Nor was anything settled for all time here in California. When they weren’t fighting fires or fleeing them, voters, in a low turnout, made some high-profile decisions too. Most dramatically, the state’s voters buried the voucher proposition, which would have begun the process of privatizing public schools by subsidizing private ones with a $2,600-a-year voucher for each student. The margin of Proposition 174’s defeat--70% to 30%--was an eye-opener.
In part the landslide defeat was a product of the measure’s manifest imperfections. Even voters inclined toward vouchers were turned off by this particular proposal. But supporters of the voucher concept must understand one thing: Dismantling the school system is a worrisome step in a democracy committed to equal opportunity for all.
Says Joseph Alibrandi, chair of the Yes on 174 Campaign, “The other side will wake up and realize that they cannot maintain the status quo.” Please! Few who are seriously interested in public education are wholly satisfied with it. If this newspaper were satisfied, if the L.A. business community were satisfied, if Helen Bernstein, the head of the L.A. teachers union, were satisfied, if parents and teachers were satisfied, then why would so many people be bothering with LEARN, the complex effort to reform the L.A. public schools from within? That effort isn’t as sexy as vouchers, or as simplistic: It is a serious and determined reform.

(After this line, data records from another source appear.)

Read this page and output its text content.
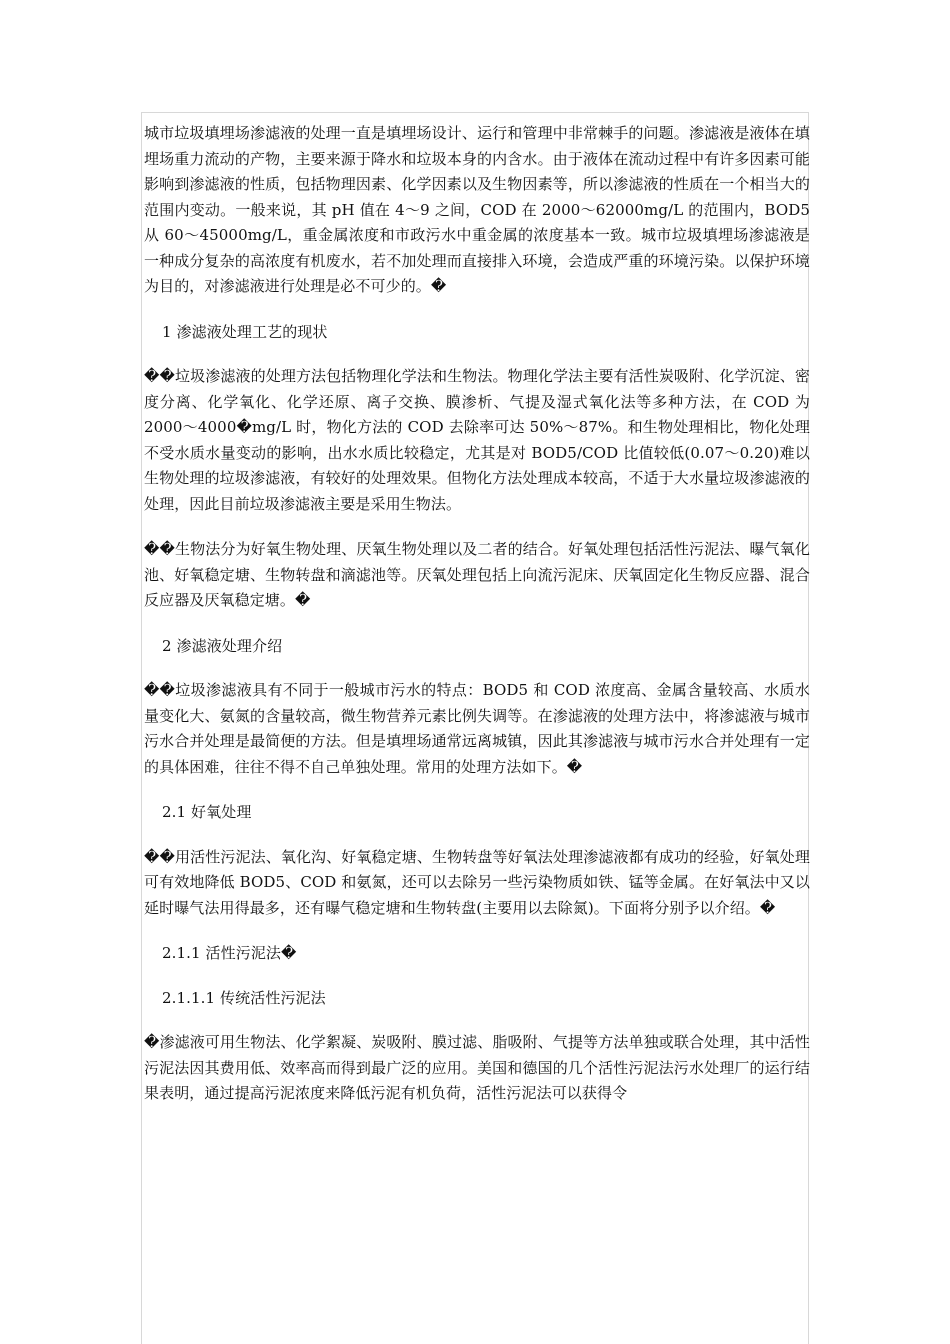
城市垃圾填埋场渗滤液的处理一直是填埋场设计、运行和管理中非常棘手的问题。渗滤液是液体在填埋场重力流动的产物，主要来源于降水和垃圾本身的内含水。由于液体在流动过程中有许多因素可能影响到渗滤液的性质，包括物理因素、化学因素以及生物因素等，所以渗滤液的性质在一个相当大的范围内变动。一般来说，其 pH 值在 4～9 之间，COD 在 2000～62000mg/L 的范围内，BOD5 从 60～45000mg/L，重金属浓度和市政污水中重金属的浓度基本一致。城市垃圾填埋场渗滤液是一种成分复杂的高浓度有机废水，若不加处理而直接排入环境，会造成严重的环境污染。以保护环境为目的，对渗滤液进行处理是必不可少的。�

1 渗滤液处理工艺的现状

��垃圾渗滤液的处理方法包括物理化学法和生物法。物理化学法主要有活性炭吸附、化学沉淀、密度分离、化学氧化、化学还原、离子交换、膜渗析、气提及湿式氧化法等多种方法，在 COD 为 2000～4000�mg/L 时，物化方法的 COD 去除率可达 50%～87%。和生物处理相比，物化处理不受水质水量变动的影响，出水水质比较稳定，尤其是对 BOD5/COD 比值较低(0.07～0.20)难以生物处理的垃圾渗滤液，有较好的处理效果。但物化方法处理成本较高，不适于大水量垃圾渗滤液的处理，因此目前垃圾渗滤液主要是采用生物法。

��生物法分为好氧生物处理、厌氧生物处理以及二者的结合。好氧处理包括活性污泥法、曝气氧化池、好氧稳定塘、生物转盘和滴滤池等。厌氧处理包括上向流污泥床、厌氧固定化生物反应器、混合反应器及厌氧稳定塘。�

2 渗滤液处理介绍

��垃圾渗滤液具有不同于一般城市污水的特点：BOD5 和 COD 浓度高、金属含量较高、水质水量变化大、氨氮的含量较高，微生物营养元素比例失调等。在渗滤液的处理方法中，将渗滤液与城市污水合并处理是最简便的方法。但是填埋场通常远离城镇，因此其渗滤液与城市污水合并处理有一定的具体困难，往往不得不自己单独处理。常用的处理方法如下。�

2.1 好氧处理

��用活性污泥法、氧化沟、好氧稳定塘、生物转盘等好氧法处理渗滤液都有成功的经验，好氧处理可有效地降低 BOD5、COD 和氨氮，还可以去除另一些污染物质如铁、锰等金属。在好氧法中又以延时曝气法用得最多，还有曝气稳定塘和生物转盘(主要用以去除氮)。下面将分别予以介绍。�

2.1.1 活性污泥法�

2.1.1.1 传统活性污泥法

�渗滤液可用生物法、化学絮凝、炭吸附、膜过滤、脂吸附、气提等方法单独或联合处理，其中活性污泥法因其费用低、效率高而得到最广泛的应用。美国和德国的几个活性污泥法污水处理厂的运行结果表明，通过提高污泥浓度来降低污泥有机负荷，活性污泥法可以获得令
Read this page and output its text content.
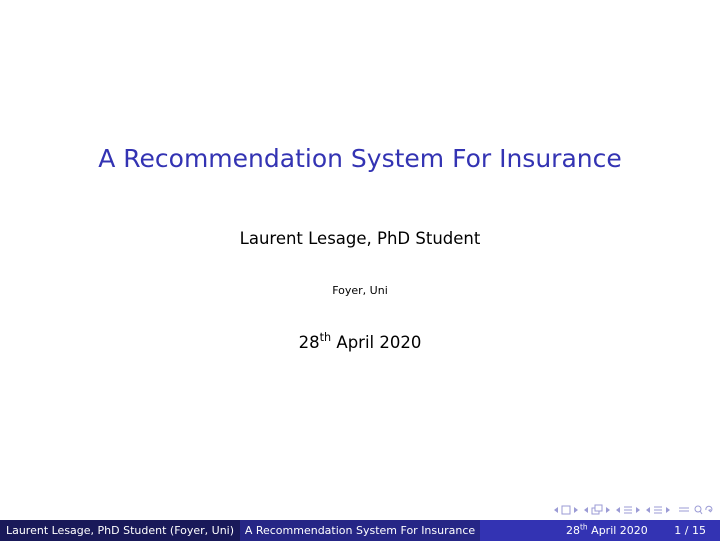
A Recommendation System For Insurance
Laurent Lesage, PhD Student
Foyer, Uni
28th April 2020
Laurent Lesage, PhD Student (Foyer, Uni) A Recommendation System For Insurance	28th April 2020 1 / 15
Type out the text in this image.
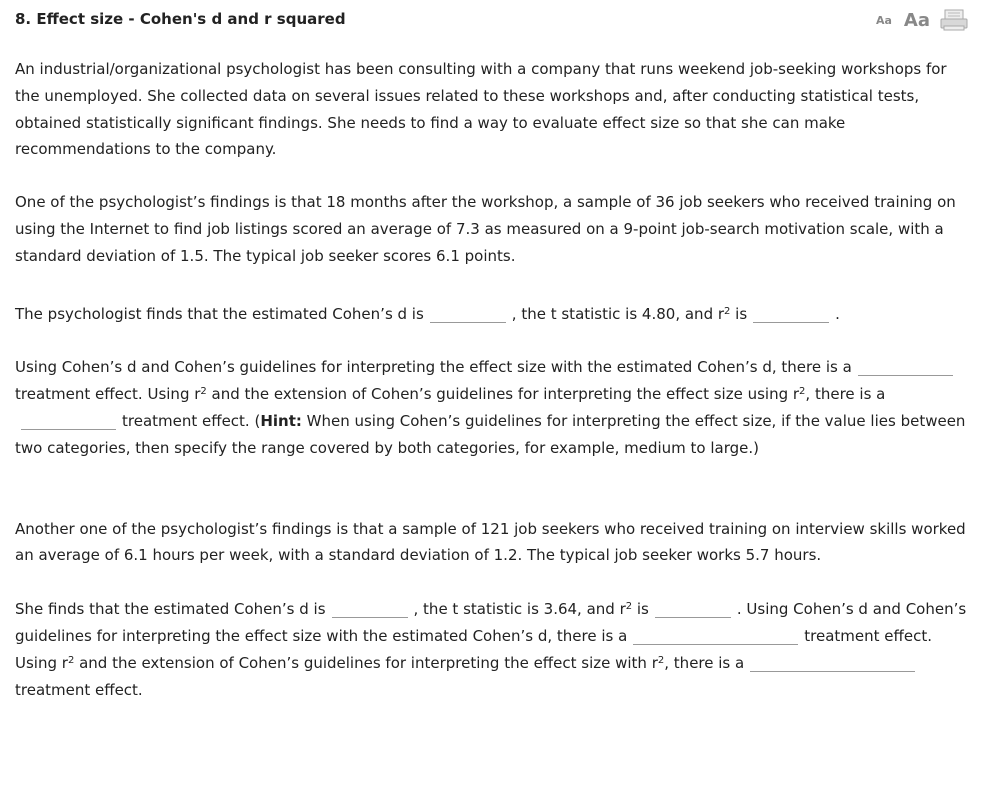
8. Effect size - Cohen's d and r squared	Aa Aa

An industrial/organizational psychologist has been consulting with a company that runs weekend job-seeking workshops for the unemployed. She collected data on several issues related to these workshops and, after conducting statistical tests, obtained statistically significant findings. She needs to find a way to evaluate effect size so that she can make recommendations to the company.

One of the psychologist’s findings is that 18 months after the workshop, a sample of 36 job seekers who received training on using the Internet to find job listings scored an average of 7.3 as measured on a 9-point job-search motivation scale, with a standard deviation of 1.5. The typical job seeker scores 6.1 points.

The psychologist finds that the estimated Cohen’s d is	, the t statistic is 4.80, and $r^2$ is	.

Using Cohen’s d and Cohen’s guidelines for interpreting the effect size with the estimated Cohen’s d, there is atreatment effect. Using $r^2$ and the extension of Cohen’s guidelines for interpreting the effect size using $r^2$, there is atreatment effect. (Hint: When using Cohen’s guidelines for interpreting the effect size, if the value lies between two categories, then specify the range covered by both categories, for example, medium to large.)

Another one of the psychologist’s findings is that a sample of 121 job seekers who received training on interview skills worked an average of 6.1 hours per week, with a standard deviation of 1.2. The typical job seeker works 5.7 hours.

She finds that the estimated Cohen’s d is	, the t statistic is 3.64, and $r^2$ is	. Using Cohen’s d and Cohen’s guidelines for interpreting the effect size with the estimated Cohen’s d, there is a	treatment effect. Using $r^2$ and the extension of Cohen’s guidelines for interpreting the effect size with $r^2$, there is atreatment effect.
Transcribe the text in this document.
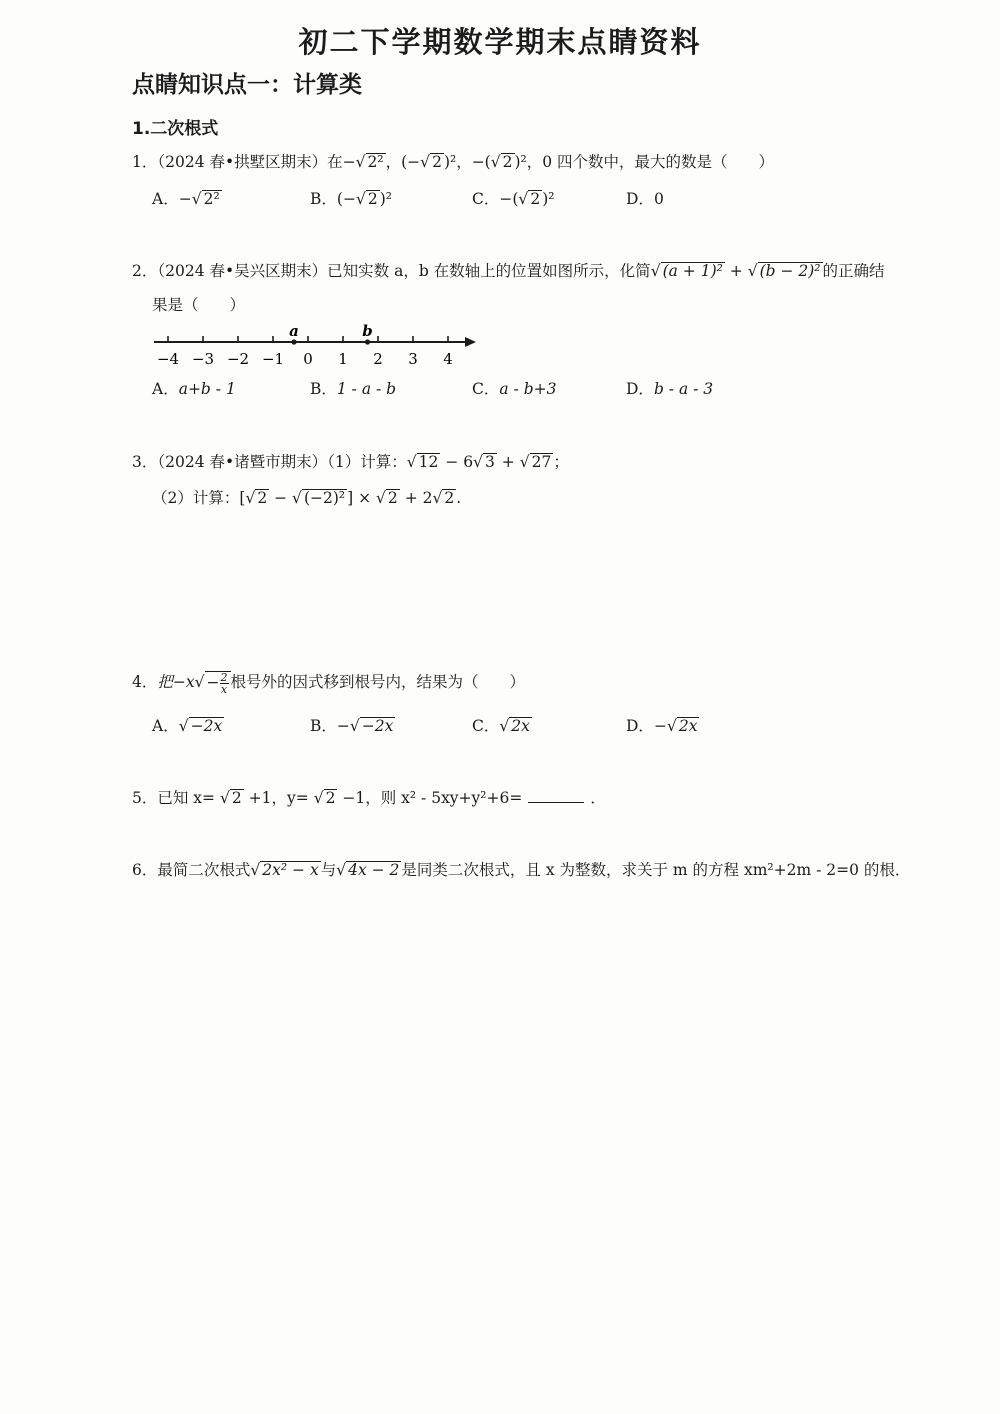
初二下学期数学期末点睛资料
点睛知识点一：计算类
1.二次根式
1．（2024 春•拱墅区期末）在−√ 2² ，(−√ 2 )²，−(√ 2 )²，0 四个数中，最大的数是（　　）
A．−√ 2²	B．(−√ 2 )²	C．−(√ 2 )²	D．0
2．（2024 春•吴兴区期末）已知实数 a，b 在数轴上的位置如图所示，化简√ (a + 1)² + √ (b − 2)² 的正确结
果是（　　）
−4 −3 −2 −1 0 1 2 3 4
a	b
A．a+b - 1	B．1 - a - b	C．a - b+3	D．b - a - 3
3．（2024 春•诸暨市期末）（1）计算：√ 12 − 6√ 3 + √ 27 ；
（2）计算：[√ 2 − √ (−2)² ] × √ 2 + 2√ 2 .
4．把$-x√ - \frac{2}{x}$ 根号外的因式移到根号内，结果为（　　）
A．√ −2x	B．−√ −2x	C．√ 2x	D．−√ 2x
5．已知 x= √ 2 +1，y= √ 2 −1，则 x² - 5xy+y²+6=	．
6．最简二次根式√ 2x² − x 与√ 4x − 2 是同类二次根式，且 x 为整数，求关于 m 的方程 xm²+2m - 2=0 的根．
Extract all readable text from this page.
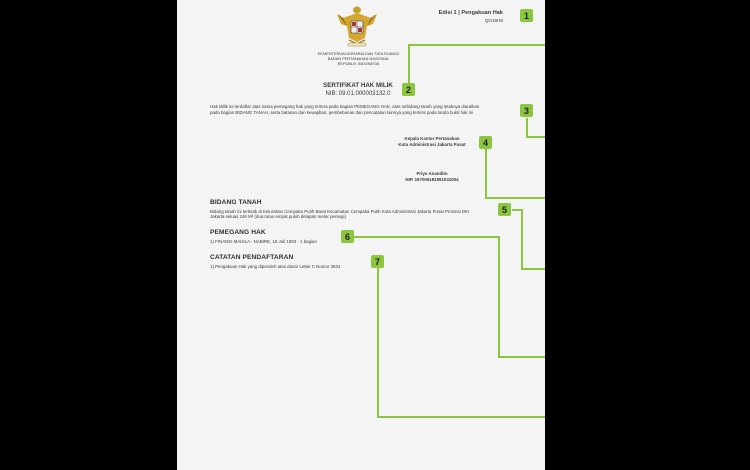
Edisi 1 | Pengakuan Hak
QO19H8
KEMENTERIAN AGRARIA DAN TATA RUANG/
BADAN PERTANAHAN NASIONAL
REPUBLIK INDONESIA
SERTIFIKAT HAK MILIK
NIB: 09.01.000003132.0
Hak Milik ini terdaftar atas nama pemegang hak yang tertera pada bagian PEMEGANG HAK, atas sebidang tanah yang letaknya diuraikan
pada bagian BIDANG TANAH, serta batasan dan kewajiban, pembebanan dan pencatatan lainnya yang tertera pada tanda bukti hak ini
Kepala Kantor Pertanahan
Kota Administrasi Jakarta Pusat
Priyo Anandito
NIP. 197006181991031004
BIDANG TANAH
Bidang tanah ini terletak di Kelurahan Cempaka Putih Barat Kecamatan Cempaka Putih Kota Administrasi Jakarta Pusat Provinsi DKI
Jakarta seluas 248 M² (dua ratus empat puluh delapan meter persegi)
PEMEGANG HAK
1) FINANSI MAHILA - NABIRE, 18 Juli 1993 - 1 bagian
CATATAN PENDAFTARAN
1) Pengakuan Hak yang diperoleh atas dasar Letter C Nomor 3931
1
2
3
4
5
6
7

Yes, Proposition 174 was supported by the California Republican Party--but not by the state’s Republican governor or by Los Angeles’ mayor, also a Republican, and it was opposed by more than a dozen Republican state legislators. (Indeed, only one statewide official--the attorney general--endorsed the measure.) And why is that? Because these are responsible officials who on issues of overwhelming importance put the public interest over partisanship or quick fixes.
Nevertheless, 174 was no more the last word on the school-choice issue than passage of Proposition 172 was evidence that the tax revolt is over. Indeed, while voters by a margin of 58% to 42% choose to keep the half-cent sales tax to fund public safety at current levels, they resoundingly defeated Proposition 170, which would have lowered the threshold for approval of school bond issues. But that issue--whether to preserve the two-thirds requirement for special revenue measures, thus allowing a one-third minority to control the outcome--will return another day, and perhaps for a different resolution.
Despite all the decisiveness, nothing was ultimately decided in Tuesday’s election.